You may notice that Pluto and Charon seem closer to each other in the LORRI photos than they appear in the simulated view. A key point is that LORRI is just barely resolving Pluto in these images. At a range of 422495617 kilometers and an angular resolution of 4.95 microradians, each pixel spans 2090 kilometers. Pluto is about 2300 kilometers across -- barely more than one pixel. But you can see that its light shows up on several pixels, which is why the two worlds seem closer than they are. That's normal; even point light sources like stars spread out across more than one pixel in digital cameras. How much the light from a point source spreads is described mathematically by something called the point spread function. Every camera is a little different. Point sources in LORRI images appear slightly more spread out than point sources in Cassini images, so when I look at LORRI and Cassini images it feels like LORRI images are slightly blurrier.
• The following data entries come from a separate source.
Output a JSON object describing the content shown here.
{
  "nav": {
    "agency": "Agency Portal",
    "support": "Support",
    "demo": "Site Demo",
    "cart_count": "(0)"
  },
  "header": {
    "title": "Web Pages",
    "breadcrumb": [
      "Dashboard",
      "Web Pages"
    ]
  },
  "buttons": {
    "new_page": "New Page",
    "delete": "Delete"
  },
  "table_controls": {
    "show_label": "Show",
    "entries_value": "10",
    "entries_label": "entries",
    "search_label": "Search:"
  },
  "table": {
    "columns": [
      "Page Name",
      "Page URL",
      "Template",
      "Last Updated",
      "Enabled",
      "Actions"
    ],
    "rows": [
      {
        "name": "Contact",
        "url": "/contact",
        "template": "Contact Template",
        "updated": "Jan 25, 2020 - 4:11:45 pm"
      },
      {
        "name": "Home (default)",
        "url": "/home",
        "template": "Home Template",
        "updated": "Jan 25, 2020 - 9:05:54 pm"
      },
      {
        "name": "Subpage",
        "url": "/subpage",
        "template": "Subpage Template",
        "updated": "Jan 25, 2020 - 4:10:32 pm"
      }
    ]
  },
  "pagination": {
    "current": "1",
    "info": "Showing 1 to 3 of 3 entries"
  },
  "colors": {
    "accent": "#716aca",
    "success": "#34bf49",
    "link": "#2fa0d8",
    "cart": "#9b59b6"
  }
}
But the spread of a point light source is very precisely described mathematically, so it's very easy to sharpen LORRI images (as well as Cassini and Hubble and any other space camera images) with image processing software.

Sharpening these photos won't get us any details on Pluto's surface, though. We have to wait many many months -- really until just days before the encounter -- to see what kind of features Pluto has. I'm feeling very impatient! These photos are so thrilling -- it's the first moment that really marks the transition of Pluto from an astronomical object to a geological one. But they've just whetted my appetite -- I can't wait to see more of what this distant system has to show us.